Team Sky has also ridden dual-sided Stages meters, but the company only sells the left-side meter.
“We believe in the single-sided meter’s ability and validity for training cyclists with power,” said Stages marketing manager Matt Pacocha. “Being a part of this project bike, however, presented an opportunity to for us to highlight our carbon technologies on the grandest stage, learn more and continue to test prototype dual-sensor technologies, especially by benefiting from the wealth of expertise that our national team’s best coaches and physiologists bring to the table.”
8. Cervélo T5GB
British Cycling’s track bike, the Cervélo T5GB, was developed in England, with wind-tunnel analysis, stress testing and computer simulation carried out in Oxford, Leicestershire and Nottingham, as well as British Cycling’s Manchester base.

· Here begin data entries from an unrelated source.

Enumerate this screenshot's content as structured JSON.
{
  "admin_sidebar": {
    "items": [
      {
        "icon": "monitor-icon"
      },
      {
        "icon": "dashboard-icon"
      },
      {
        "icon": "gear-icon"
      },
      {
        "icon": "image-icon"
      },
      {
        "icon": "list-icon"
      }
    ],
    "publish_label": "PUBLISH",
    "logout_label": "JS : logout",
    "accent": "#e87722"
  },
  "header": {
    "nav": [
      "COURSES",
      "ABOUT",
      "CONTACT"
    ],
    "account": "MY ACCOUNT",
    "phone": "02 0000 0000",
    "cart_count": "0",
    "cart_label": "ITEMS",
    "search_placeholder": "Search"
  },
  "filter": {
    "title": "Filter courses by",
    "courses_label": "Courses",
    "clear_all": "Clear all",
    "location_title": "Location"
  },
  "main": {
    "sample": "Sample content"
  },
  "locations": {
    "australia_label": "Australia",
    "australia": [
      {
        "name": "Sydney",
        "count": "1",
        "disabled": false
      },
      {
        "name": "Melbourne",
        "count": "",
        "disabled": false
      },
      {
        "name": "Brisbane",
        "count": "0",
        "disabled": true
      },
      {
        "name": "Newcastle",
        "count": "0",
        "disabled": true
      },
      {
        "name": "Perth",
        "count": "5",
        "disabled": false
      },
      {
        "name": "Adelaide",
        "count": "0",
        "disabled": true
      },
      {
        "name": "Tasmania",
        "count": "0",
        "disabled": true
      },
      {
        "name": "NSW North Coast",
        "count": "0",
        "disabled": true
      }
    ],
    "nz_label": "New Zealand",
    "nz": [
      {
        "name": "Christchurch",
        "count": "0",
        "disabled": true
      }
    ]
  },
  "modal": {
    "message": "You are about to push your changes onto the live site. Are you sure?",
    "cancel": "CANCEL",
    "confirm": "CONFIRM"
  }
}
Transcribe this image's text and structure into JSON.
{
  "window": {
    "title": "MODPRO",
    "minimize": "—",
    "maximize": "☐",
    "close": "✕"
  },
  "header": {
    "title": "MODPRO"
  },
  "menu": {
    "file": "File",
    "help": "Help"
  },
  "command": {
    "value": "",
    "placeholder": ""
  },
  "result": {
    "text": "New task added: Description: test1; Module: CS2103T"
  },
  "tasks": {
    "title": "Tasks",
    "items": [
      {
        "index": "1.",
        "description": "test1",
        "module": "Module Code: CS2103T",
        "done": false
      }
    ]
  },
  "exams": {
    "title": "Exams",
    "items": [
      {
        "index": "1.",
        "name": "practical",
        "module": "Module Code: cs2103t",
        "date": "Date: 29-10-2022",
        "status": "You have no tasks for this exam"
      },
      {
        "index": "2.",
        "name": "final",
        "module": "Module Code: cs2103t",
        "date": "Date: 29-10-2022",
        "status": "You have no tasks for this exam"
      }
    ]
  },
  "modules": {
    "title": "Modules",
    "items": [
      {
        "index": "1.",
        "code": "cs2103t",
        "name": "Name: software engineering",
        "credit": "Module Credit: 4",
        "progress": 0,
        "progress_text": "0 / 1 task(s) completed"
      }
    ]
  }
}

“The intelligence and expertise brought together by the partnership between British Cycling and Cervélo is unparalleled and, in record time, has delivered a bike which we are very excited about as we get closer to Rio,” said Tony Purnell, British Cycling’s head of technical development.
9. Giant Olympic edition bikes
Giant dressed up its TCR Advanced SL and Trinity Advanced TT framesets for the Olympics.
Tom Dumoulin of the Netherlands placed second in the time trial on his on Wednesday.